Barricaded in their homes without water or electricity, Khartoum’s 5 million residents await an imaginary ceasefire amid airstrikes, heavy weapons and artillery shelling – even in homes and hospitals.
– “impunity” –
In Jeddah, Saudi Arabia, the two sides are negotiating a “humanitarian” ceasefire to evacuate civilians and help.
But they agreed only on the principle of respect for the laws of war, leaving the question of cessation of hostilities for later “detailed discussion”.
For researcher Eli Verge, “if the two camps do not change their way of thinking, it is difficult to imagine a translation based on commitments on paper”.
Because experts and diplomats repeat it: each of the two generals thinks “to be able to win militarily”, thanks to large numbers and foreign support. General Daglo is a great ally of the United Arab Emirates as well as, according to the US Treasury, Wagner’s Russian mercenary, while Egypt’s great neighbor weighs his entire weight behind Burhan.
So both men are more interested in a protracted conflict than in concessions at the negotiating table.
Alex Rondos, former EU representative for the Horn of Africa, said, “The army and the Rapid Support Forces (RSF) violate the ceasefire with regularity, which shows a degree of impunity that even by Sudanese standards of the conflict is higher.” ,
Struggles, Sudan knows them.
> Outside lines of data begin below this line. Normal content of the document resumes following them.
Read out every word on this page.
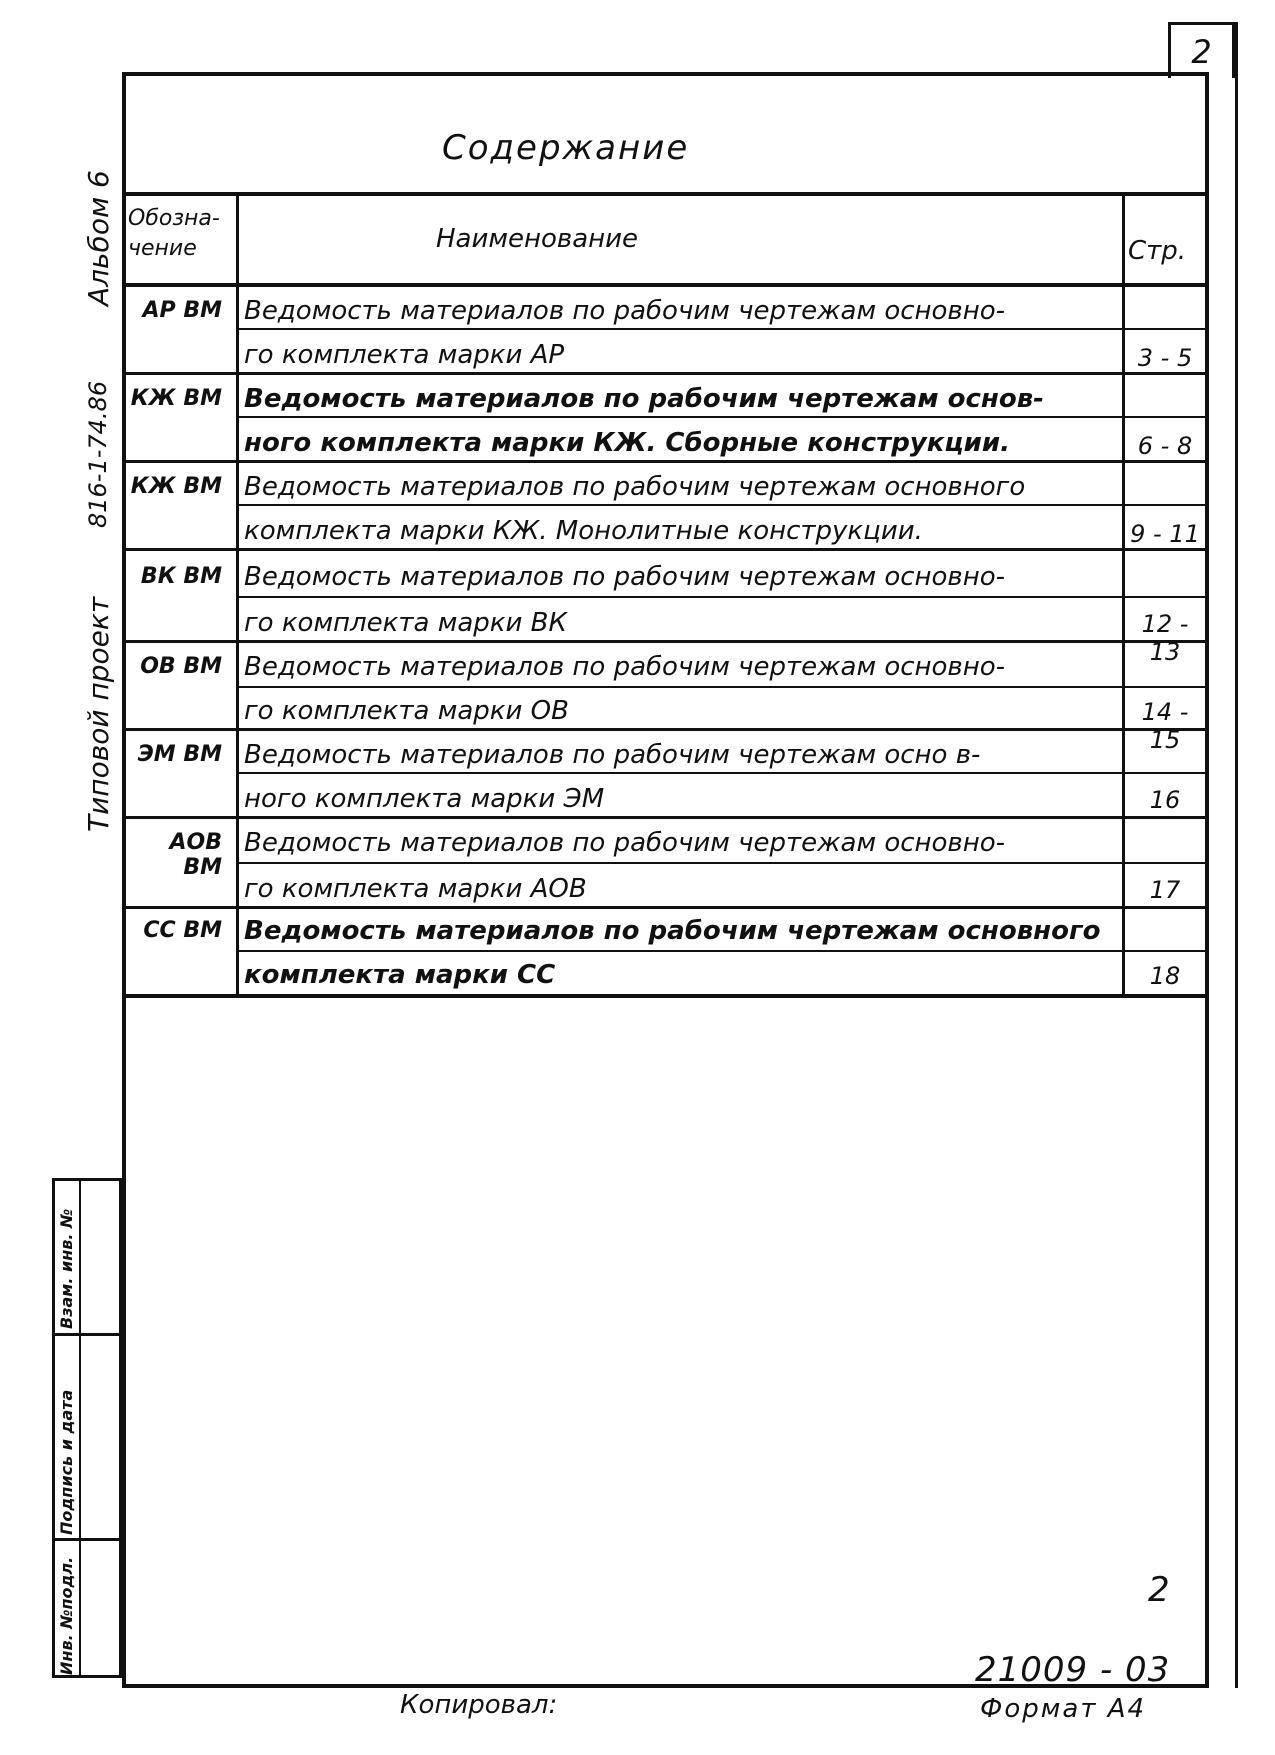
2
Содержание
Обозна-
чение	Наименование	Стр.
АР ВМ Ведомость материалов по рабочим чертежам основно-
го комплекта марки АР	3 - 5
КЖ ВМ Ведомость материалов по рабочим чертежам основ-
ного комплекта марки КЖ. Сборные конструкции.	6 - 8
КЖ ВМ Ведомость материалов по рабочим чертежам основного
комплекта марки КЖ. Монолитные конструкции.	9 - 11
ВК ВМ Ведомость материалов по рабочим чертежам основно-
го комплекта марки ВК	12 - 13
ОВ ВМ Ведомость материалов по рабочим чертежам основно-
го комплекта марки ОВ	14 - 15
ЭМ ВМ Ведомость материалов по рабочим чертежам осно в-
ного комплекта марки ЭМ	16
АОВ ВМ
Ведомость материалов по рабочим чертежам основно-
го комплекта марки АОВ	17
СС ВМ Ведомость материалов по рабочим чертежам основного
комплекта марки СС	18
Альбом 6
816-1-74.86
Типовой проект
Взам. инв. №
Подпись и дата
Инв. №подл.	2
21009 - 03
Копировал:	Формат А4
In Darfur, repression of ethnic minorities by military and paramilitary forces under the dictatorship of Omar al-Bashir (1989–2019) killed 300,000 people in the 2000s.
Everyone out there shoots everyone now: the military, paramilitary, tribal fighters and even armed civilians. “We’ve been told snipers are shooting anyone who comes out of their homes,” Mohamed Osman of Human Rights Watch (HRW) told AFP. Trapped, “People injured in the fight two weeks ago are dying at home”
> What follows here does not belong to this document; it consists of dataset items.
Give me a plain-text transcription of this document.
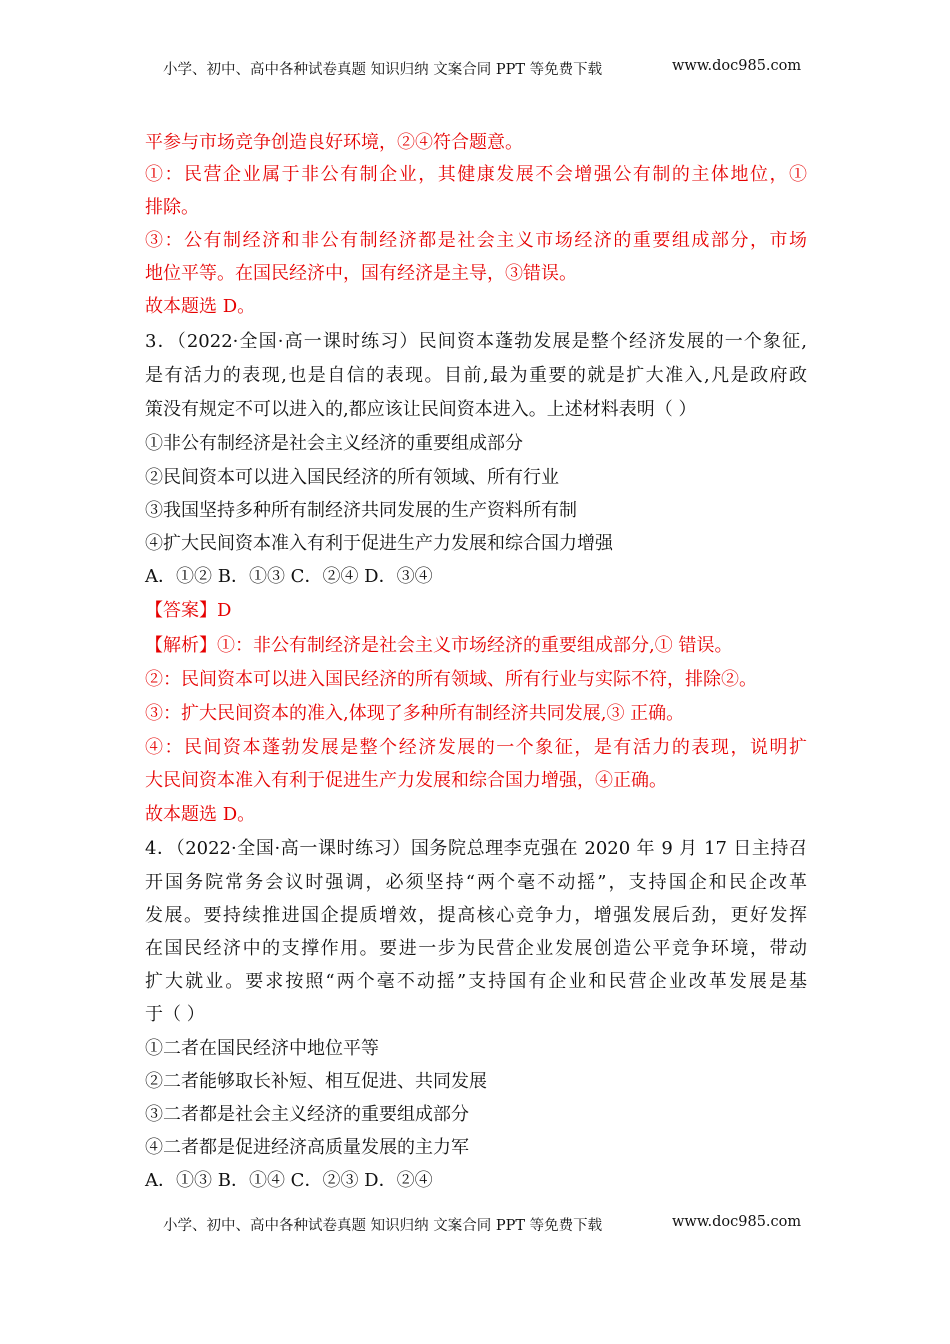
小学、初中、高中各种试卷真题 知识归纳 文案合同 PPT 等免费下载	www.doc985.com
平参与市场竞争创造良好环境，②④符合题意。
①：民营企业属于非公有制企业，其健康发展不会增强公有制的主体地位，①
排除。
③：公有制经济和非公有制经济都是社会主义市场经济的重要组成部分，市场
地位平等。在国民经济中，国有经济是主导，③错误。
故本题选 D。
3．（2022·全国·高一课时练习）民间资本蓬勃发展是整个经济发展的一个象征,
是有活力的表现,也是自信的表现。目前,最为重要的就是扩大准入,凡是政府政
策没有规定不可以进入的,都应该让民间资本进入。上述材料表明（ ）
①非公有制经济是社会主义经济的重要组成部分
②民间资本可以进入国民经济的所有领域、所有行业
③我国坚持多种所有制经济共同发展的生产资料所有制
④扩大民间资本准入有利于促进生产力发展和综合国力增强
A．①② B．①③ C．②④ D．③④
【答案】D
【解析】①：非公有制经济是社会主义市场经济的重要组成部分,① 错误。
②：民间资本可以进入国民经济的所有领域、所有行业与实际不符，排除②。
③：扩大民间资本的准入,体现了多种所有制经济共同发展,③ 正确。
④：民间资本蓬勃发展是整个经济发展的一个象征，是有活力的表现，说明扩
大民间资本准入有利于促进生产力发展和综合国力增强，④正确。
故本题选 D。
4．（2022·全国·高一课时练习）国务院总理李克强在 2020 年 9 月 17 日主持召
开国务院常务会议时强调，必须坚持“两个毫不动摇”，支持国企和民企改革
发展。要持续推进国企提质增效，提高核心竞争力，增强发展后劲，更好发挥
在国民经济中的支撑作用。要进一步为民营企业发展创造公平竞争环境，带动
扩大就业。要求按照“两个毫不动摇”支持国有企业和民营企业改革发展是基
于（ ）
①二者在国民经济中地位平等
②二者能够取长补短、相互促进、共同发展
③二者都是社会主义经济的重要组成部分
④二者都是促进经济高质量发展的主力军
A．①③ B．①④ C．②③ D．②④
小学、初中、高中各种试卷真题 知识归纳 文案合同 PPT 等免费下载	www.doc985.com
Médecins sans frontières (MSF) points out that in camps for those displaced by the Darfur war, “people have gone from three meals a day to just one”.
– Migration and deindustrialization –
Thousands of refugees enter Egypt, Chad, Ethiopia and South Sudan every day because of the conflict. Egypt, which is going through the worst economic crisis in its history, is worried. Other neighboring countries are afraid of infection.
Khartoum no longer has an airport or diaspora – all evacuated in a crush during the first days of the war – or shopping centers – they have been looted.
The administration is closed “until further notice” and the two generals express themselves only through the media to speak against each other.
The remnants of the administration have retreated to Port Sudan (850 kilometers to the east), escaping violence and where a small UN team is trying to negotiate the delivery of humanitarian aid.
“By destroying agro-food factories or small industries, this war has caused a partial deindustrialization of Sudan,” Varji told AFP. “The Sudan of the future will still be poor and for a long time”.